Herkese merhaba efenim,
Bugün boğazım da biraz ağrımaya başladı annem bana bol bol adaçayı ve çorba yapıyor eğer onlar bizi iyileştirmezse sanırım korona testine gidicem artık çok tedbirli bir şekilde gezdiğimiz için koronaya yakalanacağımı zannetmiyorum ve babamda bir kaç gün önce nezleydi hatta bizden daha ağır bir şekilde nezle geçirdi ve testide de negatif çıktı zaten 3 gün sonra iyileşti sonuçta korona olsa 50 yaşında bir adam bu kadar çabuk iyileşemezdi bence.
Bir ara elimde okuyacak çok fazla kitabım olmadığı için Sude'nin korku kitaplığına sardım oradan bir kaç roman seçtim bunlardan ilki içinde kısa korku hikayeleri olan "Sarı Duvar Kağıdı" oldu.Okunması kolay ve öyle aşırı korkutucu olmayan ama sürükleyen bir kitaptı.
Deliliğin sınırlarında yalnız bir kadın portresi…
Birinci dalga feminist akımın önde gelen isimlerinden Charlotte Perkins Gilman’ın kaleme aldığı, Maria Brzozowska’nın resimlediği Sarı Duvar Kağıdı, Delidolu’nun resimli kitaplar koleksiyonundaki yerini alıyor.
19. yüzyıl edebiyatının en önemli metinleri arasında gösterilen Sarı Duvar Kağıdı, sinirsel buhranları nedeniyle sayfiye evinde “dinlenmeye çekilen” bir kadının toplumsal rollerin baskısı altında adım adım delirmesini anlatıyor.

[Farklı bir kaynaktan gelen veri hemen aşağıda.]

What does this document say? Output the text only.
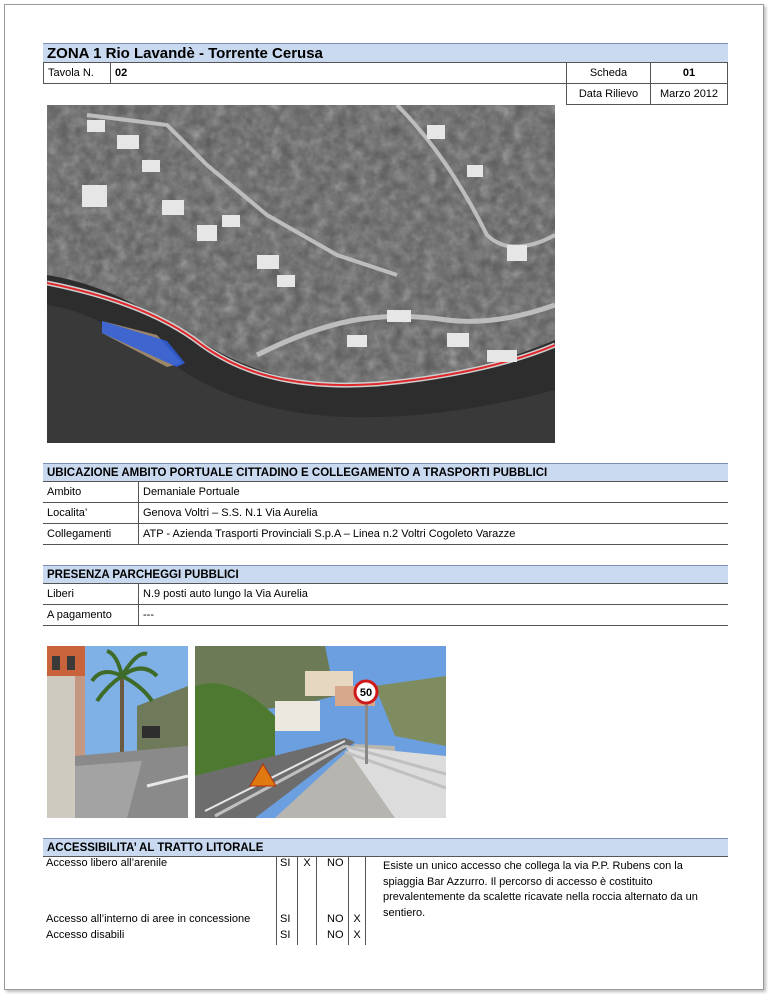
ZONA 1 Rio Lavandè - Torrente Cerusa
Tavola N.	02	Scheda	01
		Data Rilievo	Marzo 2012
UBICAZIONE AMBITO PORTUALE CITTADINO E COLLEGAMENTO A TRASPORTI PUBBLICI
Ambito	Demaniale Portuale
Localita’	Genova Voltri – S.S. N.1 Via Aurelia
Collegamenti	ATP - Azienda Trasporti Provinciali S.p.A – Linea n.2 Voltri Cogoleto Varazze
PRESENZA PARCHEGGI PUBBLICI
Liberi	N.9 posti auto lungo la Via Aurelia
A pagamento	---
50
ACCESSIBILITA’ AL TRATTO LITORALE
Accesso libero all’arenile	SI	X	NO		
Accesso all’interno di aree in concessione	SI		NO	X	
Accesso disabili	SI		NO	X	
Esiste un unico accesso che collega la via P.P. Rubens con la spiaggia Bar Azzurro. Il percorso di accesso è costituito prevalentemente da scalette ricavate nella roccia alternato da un sentiero.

Sanatsal çizimleri ve sert kapaklı özel baskısıyla koleksiyon değeri taşıyan bu sarsıcı öykü, şimdiye dek delilik üzerine yazılmış en kült eserlerden biri olarak anılıyor.
Feminist edebiyatın kilometre taşlarından Sarı Duvar Kağıdı, doğumdan sonra yaşadığı sinirsel buhranları yüzünden hekim olan eşinin tavsiyesiyle dinlenmeye çekildiği yazlık malikanede, kocasının ve görümcesinin kontrol ve baskılarına rağmen gizlice yazı yazmaya çalışan ve kaldığı odadaki sarı duvar kağıdının deseninden yola çıkarak halüsinasyonlar görmeye ve delirmeye başlayan bir kadının hikayesini anlatıyor.
Toplum içerisinde keskin biçimde ayrılmış olan kadın erkek rollerini eleştiren Sarı Duvar Kağıdı, aynı zamanda ruhsal olarak “hasta” olduğu gerekçesiyle okumaktan ve yazı yazmaktan alıkoyularak eve hapsedilen kadın imgesini temsil ediyor.
Charlotte Perkins Gilman’ın, sayısız farklı dile çevrilen; resim, görsel sanatlar gibi pek çok modern yapıta esin kaynağı olan; birçok kez tiyatro ve sinemaya da uyarlanan bu ölümsüz eseri, Başak Çaka’nın titiz ve dönemin ruhunu yansıtan özenli çevirisiyle yeniden okurlarla buluşuyor.
"Bu kağıtta benim dışımda kimsenin bilmediği ve hiçbir zaman bilemeyeceği şeyler var. Desenin kırık bir boyun gibi yana sarktığı yerde bir çift pörtlek göz baş aşağı beni süzüyor."